I had been collecting notes for this particular piece for over a week when suddenly I read the following on a friend's Facebook status.
"Name three things you will never, ever, ever understand."
Oh my God! I was going to write about that. Honestly!
I want my friend to know that I swear I am not trying to plagiarize from her or attempting to steal her idea or thunder. I guess the cosmos is sending both of us some strange-assed juju to have so wanted this topic put out in the ether.
I have been spending a considerable amount of time lately trying to figure out the how and why of certain occurrences in the universe. I mean, c'mon. I live in the Greater Toronto Area. If these last few weeks and months haven't given tremendous rise to the "I will never understand this shit" mantra, nothing will. But aside from the obvious thoughts of why do bad things happen to good people, I thought that I would lighten the mood slightly with a few things in our modern world that I will never truly understand.

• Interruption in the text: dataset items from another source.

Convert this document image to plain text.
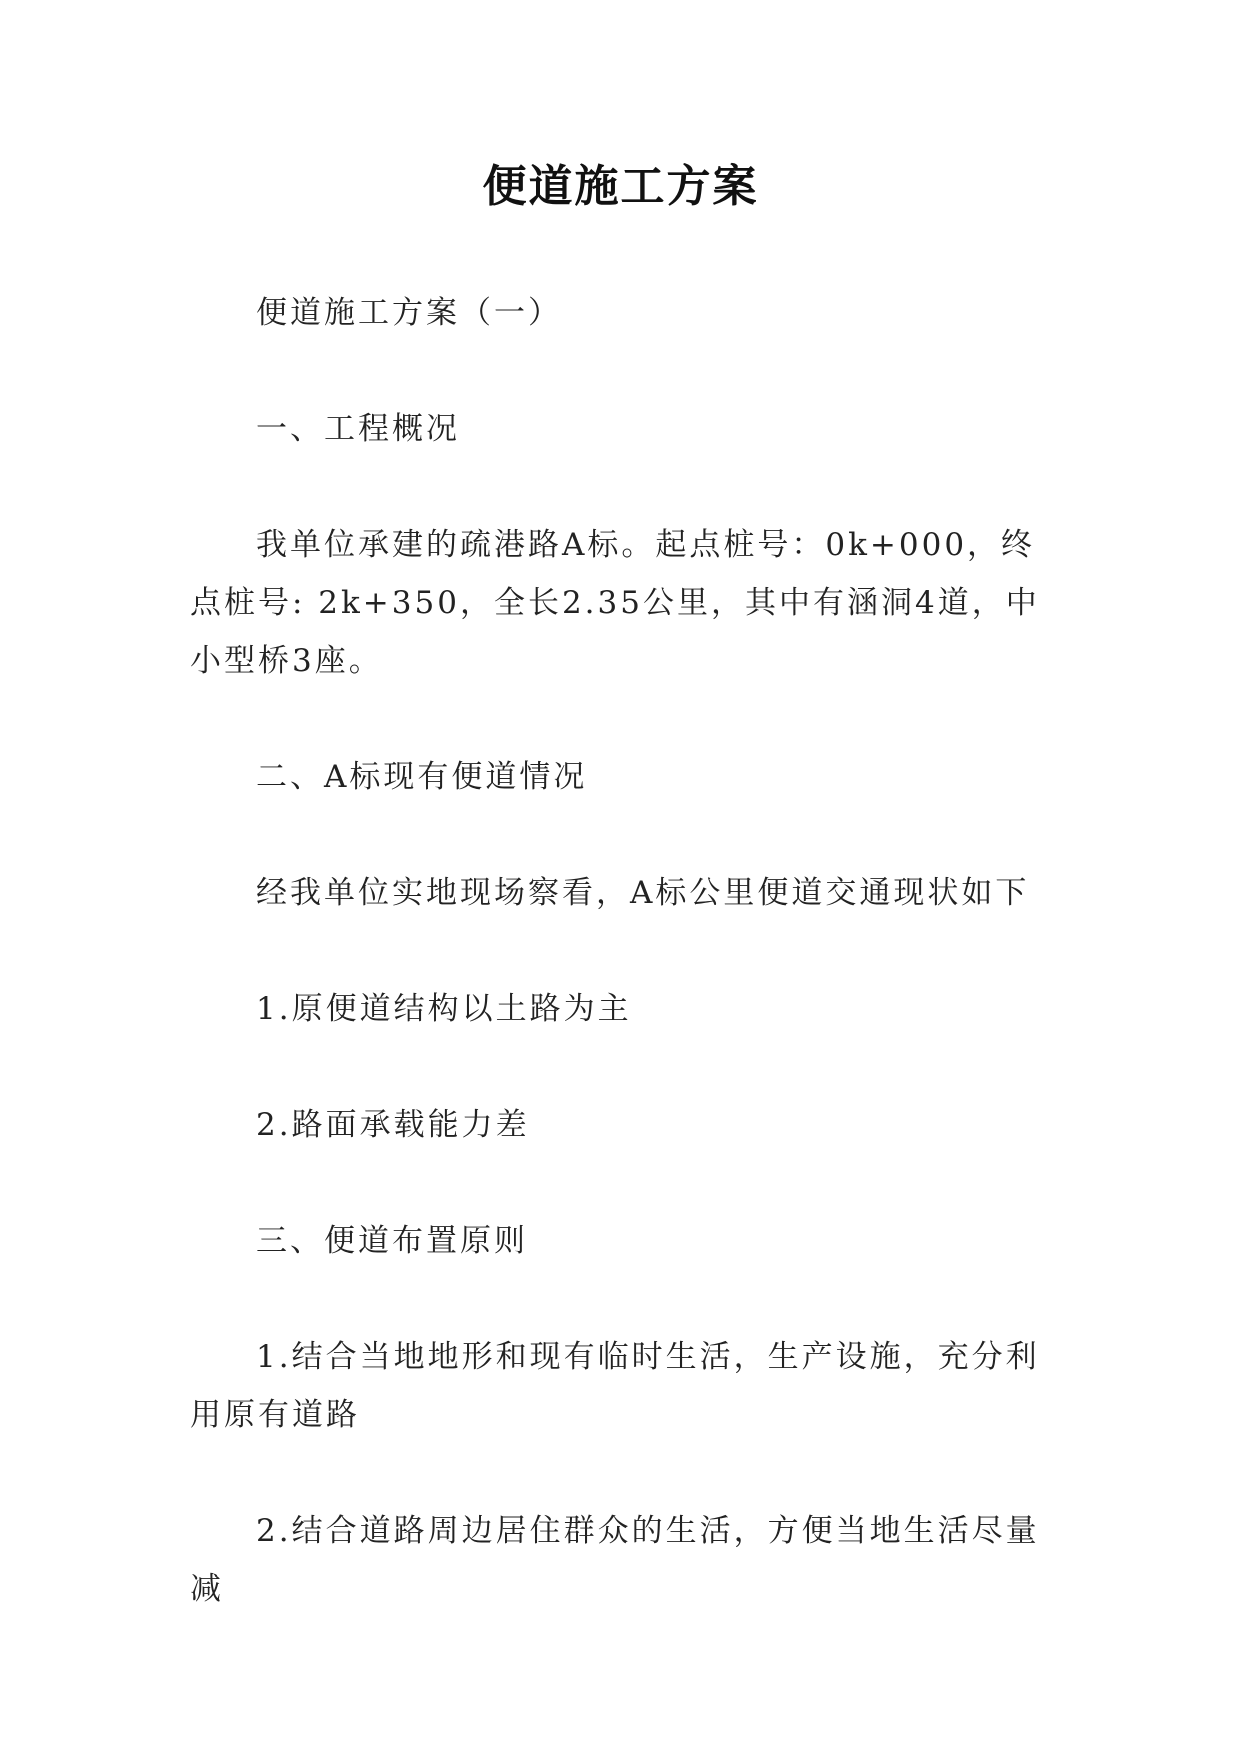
便道施工方案

便道施工方案（一）

一、工程概况

我单位承建的疏港路A标。起点桩号：0k+000，终点桩号: 2k+350，全长2.35公里，其中有涵洞4道，中小型桥3座。

二、A标现有便道情况

经我单位实地现场察看，A标公里便道交通现状如下

1.原便道结构以土路为主

2.路面承载能力差

三、便道布置原则

1.结合当地地形和现有临时生活，生产设施，充分利用原有道路

2.结合道路周边居住群众的生活，方便当地生活尽量减
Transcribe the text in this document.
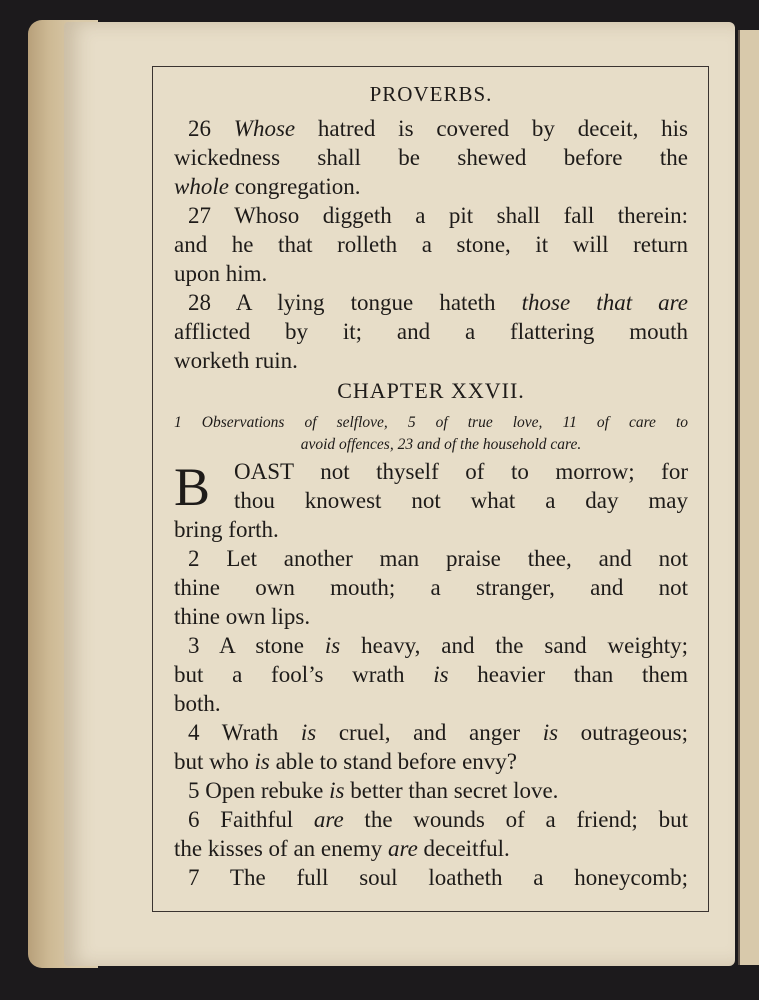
PROVERBS.

26 Whose hatred is covered by deceit, his

wickedness shall be shewed before the

whole congregation.

27 Whoso diggeth a pit shall fall therein:

and he that rolleth a stone, it will return

upon him.

28 A lying tongue hateth those that are

afflicted by it; and a flattering mouth

worketh ruin.

CHAPTER XXVII.

1 Observations of selflove, 5 of true love, 11 of care to

avoid offences, 23 and of the household care.

B OAST not thyself of to morrow; for

thou knowest not what a day may

bring forth.

2 Let another man praise thee, and not

thine own mouth; a stranger, and not

thine own lips.

3 A stone is heavy, and the sand weighty;

but a fool’s wrath is heavier than them

both.

4 Wrath is cruel, and anger is outrageous;

but who is able to stand before envy?

5 Open rebuke is better than secret love.

6 Faithful are the wounds of a friend; but

the kisses of an enemy are deceitful.

7 The full soul loatheth a honeycomb;
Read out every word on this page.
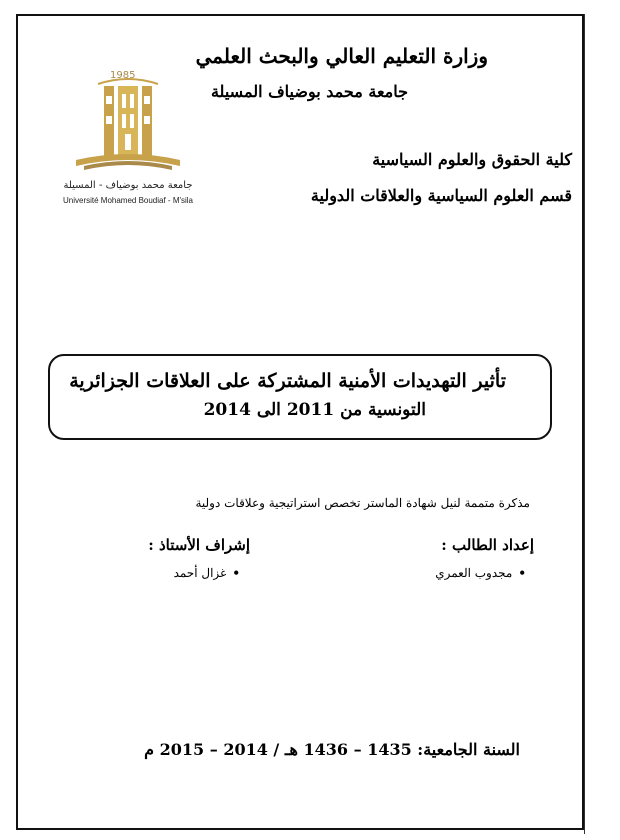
وزارة التعليم العالي والبحث العلمي
جامعة محمد بوضياف المسيلة
1985
جامعة محمد بوضياف - المسيلة
Université Mohamed Boudiaf - M'sila
كلية الحقوق والعلوم السياسية
قسم العلوم السياسية والعلاقات الدولية
تأثير التهديدات الأمنية المشتركة على العلاقات الجزائرية
التونسية من 2011 الى 2014
مذكرة متممة لنيل شهادة الماستر تخصص استراتيجية وعلاقات دولية
إعداد الطالب :
إشراف الأستاذ :
•مجدوب العمري
•غزال أحمد
السنة الجامعية: 1435 – 1436 هـ / 2014 – 2015 م
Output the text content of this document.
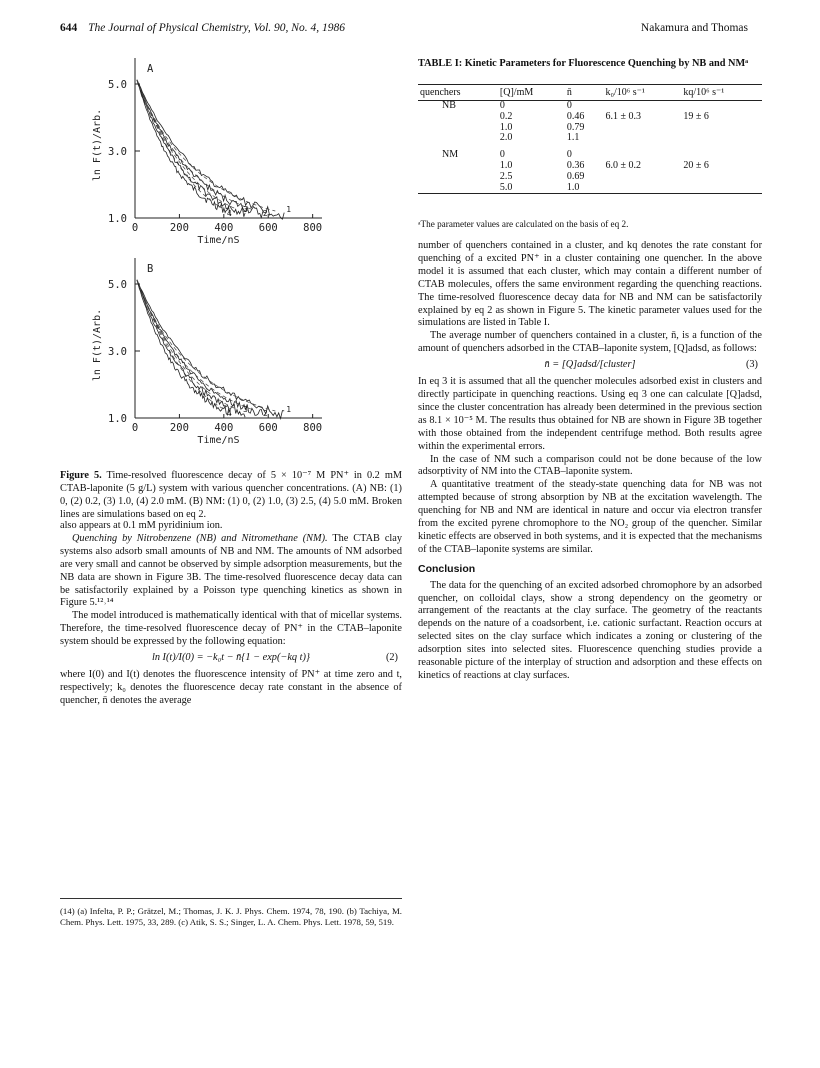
644 The Journal of Physical Chemistry, Vol. 90, No. 4, 1986	Nakamura and Thomas
A
1.0
3.0
5.0
0	200 400 600 800
Time/nS
ln F(t)/Arb.
4 3 2 1
B
1.0
3.0
5.0
0	200 400 600 800
Time/nS
ln F(t)/Arb.
4 3 2 1
Figure 5. Time-resolved fluorescence decay of 5 × 10⁻⁷ M PN⁺ in 0.2 mM CTAB-laponite (5 g/L) system with various quencher concentrations. (A) NB: (1) 0, (2) 0.2, (3) 1.0, (4) 2.0 mM. (B) NM: (1) 0, (2) 1.0, (3) 2.5, (4) 5.0 mM. Broken lines are simulations based on eq 2.

also appears at 0.1 mM pyridinium ion.

Quenching by Nitrobenzene (NB) and Nitromethane (NM). The CTAB clay systems also adsorb small amounts of NB and NM. The amounts of NM adsorbed are very small and cannot be observed by simple adsorption measurements, but the NB data are shown in Figure 3B. The time-resolved fluorescence decay data can be satisfactorily explained by a Poisson type quenching kinetics as shown in Figure 5.¹²˒¹⁴

The model introduced is mathematically identical with that of micellar systems. Therefore, the time-resolved fluorescence decay of PN⁺ in the CTAB–laponite system should be expressed by the following equation:

ln I(t)/I(0) = −k₀t − n̄{1 − exp(−kq t)}	(2)

where I(0) and I(t) denotes the fluorescence intensity of PN⁺ at time zero and t, respectively; k₀ denotes the fluorescence decay rate constant in the absence of quencher, n̄ denotes the average

(14) (a) Infelta, P. P.; Grätzel, M.; Thomas, J. K. J. Phys. Chem. 1974, 78, 190. (b) Tachiya, M. Chem. Phys. Lett. 1975, 33, 289. (c) Atik, S. S.; Singer, L. A. Chem. Phys. Lett. 1978, 59, 519.
TABLE I: Kinetic Parameters for Fluorescence Quenching by NB and NMᵃ
quenchers	[Q]/mM	n̄	k₀/10⁶ s⁻¹	kq/10⁶ s⁻¹
NB	0	0		
	0.2	0.46	6.1 ± 0.3	19 ± 6
	1.0	0.79		
	2.0	1.1		
NM	0	0		
	1.0	0.36	6.0 ± 0.2	20 ± 6
	2.5	0.69		
	5.0	1.0		
ᵃThe parameter values are calculated on the basis of eq 2.

number of quenchers contained in a cluster, and kq denotes the rate constant for quenching of a excited PN⁺ in a cluster containing one quencher. In the above model it is assumed that each cluster, which may contain a different number of CTAB molecules, offers the same environment regarding the quenching reactions. The time-resolved fluorescence decay data for NB and NM can be satisfactorily explained by eq 2 as shown in Figure 5. The kinetic parameter values used for the simulations are listed in Table I.

The average number of quenchers contained in a cluster, n̄, is a function of the amount of quenchers adsorbed in the CTAB–laponite system, [Q]adsd, as follows:

n̄ = [Q]adsd/[cluster]	(3)

In eq 3 it is assumed that all the quencher molecules adsorbed exist in clusters and directly participate in quenching reactions. Using eq 3 one can calculate [Q]adsd, since the cluster concentration has already been determined in the previous section as 8.1 × 10⁻⁵ M. The results thus obtained for NB are shown in Figure 3B together with those obtained from the independent centrifuge method. Both results agree within the experimental errors.

In the case of NM such a comparison could not be done because of the low adsorptivity of NM into the CTAB–laponite system.

A quantitative treatment of the steady-state quenching data for NB was not attempted because of strong absorption by NB at the excitation wavelength. The quenching for NB and NM are identical in nature and occur via electron transfer from the excited pyrene chromophore to the NO₂ group of the quencher. Similar kinetic effects are observed in both systems, and it is expected that the mechanisms of the CTAB–laponite systems are similar.

Conclusion

The data for the quenching of an excited adsorbed chromophore by an adsorbed quencher, on colloidal clays, show a strong dependency on the geometry or arrangement of the reactants at the clay surface. The geometry of the reactants depends on the nature of a coadsorbent, i.e. cationic surfactant. Reaction occurs at selected sites on the clay surface which indicates a zoning or clustering of the adsorption sites into selected sites. Fluorescence quenching studies provide a reasonable picture of the interplay of struction and adsorption and these effects on kinetics of reactions at clay surfaces.
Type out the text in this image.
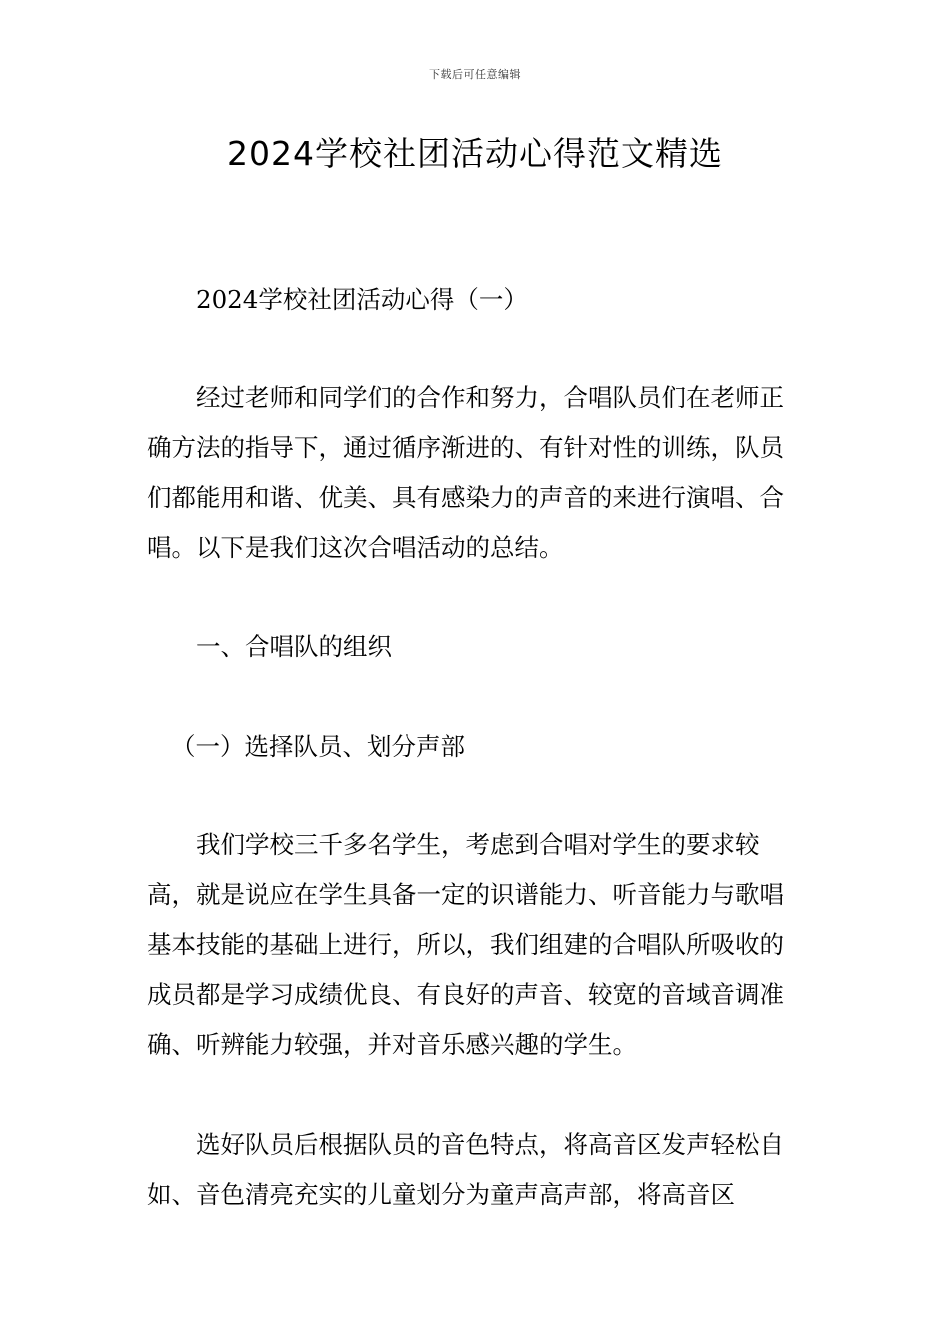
下载后可任意编辑
2024学校社团活动心得范文精选

2024学校社团活动心得（一）

经过老师和同学们的合作和努力，合唱队员们在老师正确方法的指导下，通过循序渐进的、有针对性的训练，队员们都能用和谐、优美、具有感染力的声音的来进行演唱、合唱。以下是我们这次合唱活动的总结。

一、合唱队的组织

（一）选择队员、划分声部

我们学校三千多名学生，考虑到合唱对学生的要求较高，就是说应在学生具备一定的识谱能力、听音能力与歌唱基本技能的基础上进行，所以，我们组建的合唱队所吸收的成员都是学习成绩优良、有良好的声音、较宽的音域音调准确、听辨能力较强，并对音乐感兴趣的学生。

选好队员后根据队员的音色特点，将高音区发声轻松自如、音色清亮充实的儿童划分为童声高声部，将高音区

1. The popularity and celebrity worship of William Shatner. If this makes me a bad Canadian, then so be it. I simply cannot stand watching the man. If you want to see how a real Starship Enterprise captain behaves, just look at Jean-Luc Picard. Now there's leadership with sex appeal.
2. Lining up in sub-zero temperatures to purchase the latest and greatest _________________. Usually we are talking about fan boys here, but is it really necessary to camp out in front of some megastore for days in advance just to be one of the first in the world to play with some newfangled electronic device? Will waiting a few weeks make you any less a geek? (And I ask that question lovingly as a parent and spouse of geeks who never camped out for their video games or phones.)
3. The excitement over the return of the McRib. Every year this elusive sandwich seems to have North American fast-food palates all atwitter. Now I realize that I am speaking from the perspective of a vegetarian, but why would anybody want to eat anything that starts out looking like this?
Doesn't it remind you of the childhood board game Operation?
4. Slasher movies. I will never quite comprehend spending ten bucks or more to watch some psycho in hockey gear machete everybody in town. Please do not compare these films with suspense flicks or dramas. Hitchcock was a genius and even I can see the artistic merit in something like Aliens. I am talking about any gory and grotesque movie that has a sequel number approaching double digits. Yes Saw 7, I'm talking to you.
5. Chronic lateness. I get it. Everybody has a bad day or two, but to be continually tardy shows an incredible lack of self-awareness and it is unbelievably selfish to all of those affected by it. And believe me, others are ALWAYS affected by it. Whether it be the patrons at the theatre whom you disturb, the coworkers left waiting to begin a long scheduled meeting, or friends just left hanging, a persistent lack of punctuality is unfathomable to me. Buy a watch and use it.
These are a few of the things in my world that I will simply never get. Please feel free to add your own in the comments section. I am truly interested.